Species of gastropod

Amastra elephantina is a species of air-breathing land snail, a terrestrial pulmonate gastropod mollusc in the family Amastridae.

==Description==
The length of the shell attains 24.4 mm, its diameter 15.3 mm.

(Original description) The shell is openly perforate, globosely conical, and relatively thin for its size. In its fossil state, the shell is white, with the entire margin of the aperture exhibiting a pinkish hue. The whorls of the protoconch are slightly convex and nearly smooth, appearing somewhat darker than the rest of the shell.

Subsequent whorls are convex, with the penultimate and final whorls displaying distinctly spaced but somewhat irregular striae. Between these coarser striae, there are numerous (6–10) finer striae. The body whorl is particularly large and tapers toward the base. It contracts along the margin of the umbilicus, forming a blunt, rounded keel.

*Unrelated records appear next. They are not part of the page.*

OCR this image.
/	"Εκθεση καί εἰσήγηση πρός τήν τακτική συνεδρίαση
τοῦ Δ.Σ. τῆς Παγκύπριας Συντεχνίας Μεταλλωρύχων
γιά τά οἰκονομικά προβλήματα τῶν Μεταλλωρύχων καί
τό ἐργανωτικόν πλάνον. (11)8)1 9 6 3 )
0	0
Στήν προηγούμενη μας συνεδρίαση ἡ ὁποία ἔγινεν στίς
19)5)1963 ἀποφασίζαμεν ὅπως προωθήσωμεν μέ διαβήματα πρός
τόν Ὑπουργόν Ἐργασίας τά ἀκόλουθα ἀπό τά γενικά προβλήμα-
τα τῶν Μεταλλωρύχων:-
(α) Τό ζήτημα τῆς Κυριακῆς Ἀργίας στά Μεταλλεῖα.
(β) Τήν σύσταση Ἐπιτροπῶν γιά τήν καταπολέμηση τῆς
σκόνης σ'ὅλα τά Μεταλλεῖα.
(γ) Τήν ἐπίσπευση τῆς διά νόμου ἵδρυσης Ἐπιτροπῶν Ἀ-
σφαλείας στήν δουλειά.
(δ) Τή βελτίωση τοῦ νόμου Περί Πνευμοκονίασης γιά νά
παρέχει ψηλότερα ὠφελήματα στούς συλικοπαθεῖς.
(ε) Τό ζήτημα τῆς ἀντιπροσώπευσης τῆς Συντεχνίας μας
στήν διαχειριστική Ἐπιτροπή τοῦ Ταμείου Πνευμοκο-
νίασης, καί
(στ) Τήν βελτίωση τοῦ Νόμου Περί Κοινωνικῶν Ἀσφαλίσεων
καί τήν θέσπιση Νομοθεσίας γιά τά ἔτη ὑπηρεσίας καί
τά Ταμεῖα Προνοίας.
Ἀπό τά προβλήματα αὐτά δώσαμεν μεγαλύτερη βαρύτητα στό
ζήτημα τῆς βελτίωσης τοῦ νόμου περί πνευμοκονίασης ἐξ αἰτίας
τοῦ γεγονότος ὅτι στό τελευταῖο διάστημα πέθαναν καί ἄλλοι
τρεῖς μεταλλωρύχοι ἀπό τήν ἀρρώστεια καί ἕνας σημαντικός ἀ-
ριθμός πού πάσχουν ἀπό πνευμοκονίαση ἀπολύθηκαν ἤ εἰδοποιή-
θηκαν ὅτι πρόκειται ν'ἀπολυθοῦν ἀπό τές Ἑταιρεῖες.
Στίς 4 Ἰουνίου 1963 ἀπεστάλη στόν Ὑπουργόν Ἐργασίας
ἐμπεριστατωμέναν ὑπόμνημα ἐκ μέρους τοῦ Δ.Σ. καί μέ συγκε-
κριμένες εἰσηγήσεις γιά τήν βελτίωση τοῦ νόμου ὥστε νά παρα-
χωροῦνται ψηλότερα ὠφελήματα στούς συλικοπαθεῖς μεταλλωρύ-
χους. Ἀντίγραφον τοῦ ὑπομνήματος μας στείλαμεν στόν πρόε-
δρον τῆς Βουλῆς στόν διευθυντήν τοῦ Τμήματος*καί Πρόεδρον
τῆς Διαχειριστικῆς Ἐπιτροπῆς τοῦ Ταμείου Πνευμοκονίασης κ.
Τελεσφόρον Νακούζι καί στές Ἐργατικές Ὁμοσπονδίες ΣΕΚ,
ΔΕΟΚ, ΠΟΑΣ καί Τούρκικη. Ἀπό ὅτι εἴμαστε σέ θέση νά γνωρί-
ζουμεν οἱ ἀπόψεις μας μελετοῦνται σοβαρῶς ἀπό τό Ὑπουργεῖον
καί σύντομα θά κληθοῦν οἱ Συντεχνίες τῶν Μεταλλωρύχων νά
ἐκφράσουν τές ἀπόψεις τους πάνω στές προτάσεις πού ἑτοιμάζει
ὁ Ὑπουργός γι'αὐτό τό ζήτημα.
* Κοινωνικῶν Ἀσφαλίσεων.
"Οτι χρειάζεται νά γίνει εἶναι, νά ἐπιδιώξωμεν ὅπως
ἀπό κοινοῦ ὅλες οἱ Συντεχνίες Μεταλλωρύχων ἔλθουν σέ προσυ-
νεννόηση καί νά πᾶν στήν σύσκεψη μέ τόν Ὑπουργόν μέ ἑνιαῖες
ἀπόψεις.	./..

The aperture is relatively small and slightly contracted, lined with a thick, heavy, pinkish callus along its outer lip. The columella is very broad, featuring a low, thick, and slightly oblique fold near its base. The parietal margin is covered with a thick layer of pinkish callus, adding to the shell's distinctive appearance.

==Distribution==
This species is endemic to Hawai, occurring on Oahu Island.